Маршрут «царевича Дмитрия» от Кром дальше лежал на Орел, Крапивну, Тулу и Серпухов[194]. В Орле стал очевидным начавшийся лавинообразный переход жителей близлежащих украинных городов, членов Боярской думы и Государева двора, других служилых людей на сторону самозванца. Князь Василий Васильевич Голицын, сначала, из предосторожности, приказал связать себя под Кромами, а потом, отправив брата в Путивль с тысячным отрядом, стал дожидаться вестей от него. Известия оказались самыми благоприятными и князь Василий Голицын, наконец-то, мог вкусить подобающие значению его рода почести. Ко времени прихода в Орел окружение царевича Дмитрия (уберем с этого момента кавычки) стало выглядеть уже как полновесное правительство. В него, кроме Голицыных, вошли бояре Михаил Глебович Салтыков и Петр Федорович Басманов, пришедшие к Дмитрию «в дорозе» со своими отрядами по двести человек. Примкнул к антигодуновскому движению и близкий к Романовым воевода Федор Иванович Шереметев[195].
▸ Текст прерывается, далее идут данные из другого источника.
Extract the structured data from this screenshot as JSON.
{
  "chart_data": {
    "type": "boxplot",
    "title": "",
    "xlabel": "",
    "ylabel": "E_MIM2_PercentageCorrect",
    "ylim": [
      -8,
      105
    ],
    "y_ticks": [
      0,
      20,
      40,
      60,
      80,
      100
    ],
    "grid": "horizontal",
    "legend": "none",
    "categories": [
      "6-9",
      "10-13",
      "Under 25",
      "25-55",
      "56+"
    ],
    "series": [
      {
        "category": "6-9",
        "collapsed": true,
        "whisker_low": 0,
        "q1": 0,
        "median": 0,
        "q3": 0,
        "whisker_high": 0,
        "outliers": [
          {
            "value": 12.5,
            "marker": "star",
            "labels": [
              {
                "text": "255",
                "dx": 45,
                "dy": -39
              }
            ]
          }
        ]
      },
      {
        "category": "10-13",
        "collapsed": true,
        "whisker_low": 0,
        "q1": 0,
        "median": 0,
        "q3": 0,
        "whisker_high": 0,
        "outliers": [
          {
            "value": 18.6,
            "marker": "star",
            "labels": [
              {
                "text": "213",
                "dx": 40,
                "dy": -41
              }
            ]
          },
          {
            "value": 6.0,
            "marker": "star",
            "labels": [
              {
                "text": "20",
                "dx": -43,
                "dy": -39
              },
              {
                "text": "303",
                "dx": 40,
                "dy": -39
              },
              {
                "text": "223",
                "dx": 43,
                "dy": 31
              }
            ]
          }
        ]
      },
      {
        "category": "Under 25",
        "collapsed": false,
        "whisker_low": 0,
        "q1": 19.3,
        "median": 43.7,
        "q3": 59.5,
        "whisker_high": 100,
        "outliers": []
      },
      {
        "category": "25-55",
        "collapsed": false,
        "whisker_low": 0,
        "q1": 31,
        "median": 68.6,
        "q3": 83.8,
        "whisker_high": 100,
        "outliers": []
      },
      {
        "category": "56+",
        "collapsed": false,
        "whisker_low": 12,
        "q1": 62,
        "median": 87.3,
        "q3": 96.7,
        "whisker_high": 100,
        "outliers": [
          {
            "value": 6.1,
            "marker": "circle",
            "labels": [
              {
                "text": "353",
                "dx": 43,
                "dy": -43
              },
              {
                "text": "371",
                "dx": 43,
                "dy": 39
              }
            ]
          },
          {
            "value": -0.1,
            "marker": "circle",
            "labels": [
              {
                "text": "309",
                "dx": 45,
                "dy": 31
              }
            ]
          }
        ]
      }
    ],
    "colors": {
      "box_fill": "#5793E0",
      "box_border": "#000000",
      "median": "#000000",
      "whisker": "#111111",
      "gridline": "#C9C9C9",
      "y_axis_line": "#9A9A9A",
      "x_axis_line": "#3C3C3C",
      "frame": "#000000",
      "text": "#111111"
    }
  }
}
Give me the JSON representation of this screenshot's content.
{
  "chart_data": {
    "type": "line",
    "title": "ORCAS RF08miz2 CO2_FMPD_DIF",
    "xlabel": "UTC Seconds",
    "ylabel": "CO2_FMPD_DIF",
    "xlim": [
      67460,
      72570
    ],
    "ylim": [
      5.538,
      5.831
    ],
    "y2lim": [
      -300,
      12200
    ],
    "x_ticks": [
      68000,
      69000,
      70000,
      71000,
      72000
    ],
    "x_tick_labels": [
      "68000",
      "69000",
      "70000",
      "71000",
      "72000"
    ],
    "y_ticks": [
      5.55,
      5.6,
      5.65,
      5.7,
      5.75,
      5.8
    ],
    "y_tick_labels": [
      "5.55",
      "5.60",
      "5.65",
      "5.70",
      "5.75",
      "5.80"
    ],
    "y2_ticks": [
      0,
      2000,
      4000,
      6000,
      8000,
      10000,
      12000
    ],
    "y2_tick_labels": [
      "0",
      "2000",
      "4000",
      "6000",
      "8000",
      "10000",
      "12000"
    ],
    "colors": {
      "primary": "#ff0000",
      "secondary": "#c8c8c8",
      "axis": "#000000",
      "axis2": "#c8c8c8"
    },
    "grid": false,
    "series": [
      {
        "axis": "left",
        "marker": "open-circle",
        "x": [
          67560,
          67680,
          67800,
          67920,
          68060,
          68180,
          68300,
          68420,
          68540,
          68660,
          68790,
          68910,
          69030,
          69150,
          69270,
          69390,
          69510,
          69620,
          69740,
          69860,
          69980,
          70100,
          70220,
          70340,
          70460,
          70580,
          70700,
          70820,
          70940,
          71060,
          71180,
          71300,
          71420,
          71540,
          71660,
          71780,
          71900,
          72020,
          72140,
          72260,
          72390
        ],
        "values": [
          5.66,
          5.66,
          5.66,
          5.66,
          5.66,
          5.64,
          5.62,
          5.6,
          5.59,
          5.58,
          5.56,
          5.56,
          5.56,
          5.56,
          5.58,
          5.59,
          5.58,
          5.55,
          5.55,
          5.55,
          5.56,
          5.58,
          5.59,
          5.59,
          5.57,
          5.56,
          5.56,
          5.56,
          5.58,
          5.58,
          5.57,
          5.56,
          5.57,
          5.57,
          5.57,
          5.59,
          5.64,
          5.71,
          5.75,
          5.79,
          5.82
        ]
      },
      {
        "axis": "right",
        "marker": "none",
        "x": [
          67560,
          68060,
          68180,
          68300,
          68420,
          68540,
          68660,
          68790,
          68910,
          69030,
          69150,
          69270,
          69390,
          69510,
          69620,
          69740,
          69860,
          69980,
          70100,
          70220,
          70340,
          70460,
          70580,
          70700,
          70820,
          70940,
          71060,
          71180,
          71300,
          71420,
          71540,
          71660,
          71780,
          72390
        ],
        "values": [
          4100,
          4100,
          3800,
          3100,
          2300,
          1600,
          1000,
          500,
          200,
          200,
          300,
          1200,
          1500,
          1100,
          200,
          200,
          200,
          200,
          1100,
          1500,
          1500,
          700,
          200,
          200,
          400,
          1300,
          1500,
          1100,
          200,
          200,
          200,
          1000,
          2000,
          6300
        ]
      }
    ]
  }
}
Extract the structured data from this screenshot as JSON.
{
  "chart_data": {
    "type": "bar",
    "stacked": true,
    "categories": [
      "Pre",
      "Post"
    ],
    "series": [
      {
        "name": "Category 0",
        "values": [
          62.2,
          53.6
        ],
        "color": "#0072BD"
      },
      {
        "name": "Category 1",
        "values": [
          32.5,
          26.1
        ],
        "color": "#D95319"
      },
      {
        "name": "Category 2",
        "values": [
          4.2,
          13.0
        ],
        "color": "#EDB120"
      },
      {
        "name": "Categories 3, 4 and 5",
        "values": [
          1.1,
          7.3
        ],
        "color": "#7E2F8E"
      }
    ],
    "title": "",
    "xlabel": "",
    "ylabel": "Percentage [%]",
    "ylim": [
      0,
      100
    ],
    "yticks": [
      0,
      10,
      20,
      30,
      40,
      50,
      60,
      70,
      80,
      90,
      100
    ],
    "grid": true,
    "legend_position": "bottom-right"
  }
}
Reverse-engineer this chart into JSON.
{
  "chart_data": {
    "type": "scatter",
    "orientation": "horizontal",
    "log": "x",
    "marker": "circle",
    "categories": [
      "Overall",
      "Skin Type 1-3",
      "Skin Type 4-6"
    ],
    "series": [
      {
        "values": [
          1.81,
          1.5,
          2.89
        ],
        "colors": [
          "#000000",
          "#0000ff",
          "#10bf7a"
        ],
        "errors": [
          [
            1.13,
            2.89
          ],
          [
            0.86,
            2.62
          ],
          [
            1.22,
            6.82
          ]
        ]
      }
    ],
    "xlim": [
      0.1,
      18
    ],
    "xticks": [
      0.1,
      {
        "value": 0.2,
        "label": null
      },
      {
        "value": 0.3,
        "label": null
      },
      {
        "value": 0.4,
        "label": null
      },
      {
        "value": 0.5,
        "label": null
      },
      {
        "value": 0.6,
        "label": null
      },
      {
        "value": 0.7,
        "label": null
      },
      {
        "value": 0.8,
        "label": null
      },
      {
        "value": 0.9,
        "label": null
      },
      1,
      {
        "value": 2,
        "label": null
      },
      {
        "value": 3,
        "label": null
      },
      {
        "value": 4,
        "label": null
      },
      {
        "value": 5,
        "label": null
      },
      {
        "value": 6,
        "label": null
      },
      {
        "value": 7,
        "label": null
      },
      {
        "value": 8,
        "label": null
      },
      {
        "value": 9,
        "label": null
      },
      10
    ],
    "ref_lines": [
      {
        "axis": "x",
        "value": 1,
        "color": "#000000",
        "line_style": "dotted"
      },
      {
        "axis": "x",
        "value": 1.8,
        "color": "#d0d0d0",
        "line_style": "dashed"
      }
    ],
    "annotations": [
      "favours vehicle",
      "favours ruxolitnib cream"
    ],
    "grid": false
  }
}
Пока самозванец шел походом к Москве, в столице происходили заметные перемены. Всем, начиная от главы Боярской думы князя Федора Ивановича Мстиславского и кончая последним «черным мужиком», нужно было сделать выбор, кому дальше служить. Настроение людей нельзя было определить однозначно, были и обиженные Годуновыми, были и те, кто видел в них единственных благодетелей. Интересно, что сторонним польско-литовским наблюдателям царь Борис Годунов казался тираном для своих бояр и шляхты, и — милостивым правителем для крестьян, которые добром вспоминали его и несколько лет спустя после смерти: «мужиком чорным за Борыса взвыши прежних господаров добро было, и они ему прамили; а иншые многие в порубежных и в ыншых многих городах и волостях и теперь Борыса жалуют. А тяжело было за Борыса бояром, шляхте; тые потому ему самому, жене и детем его прамити не хотели». Послы Речи Посполитой Станислав Витовский и князь Ян Соколинский имели основание проговорить в 1608 году то, в чем не хотели или боялись признаться сами себе жители Московского государства: «а именно, тыранства Борисового не могучи и не хотечи долже зносить и терпеть, болши вжо тому Дмитру, ани ж самому Борису прамили»[196].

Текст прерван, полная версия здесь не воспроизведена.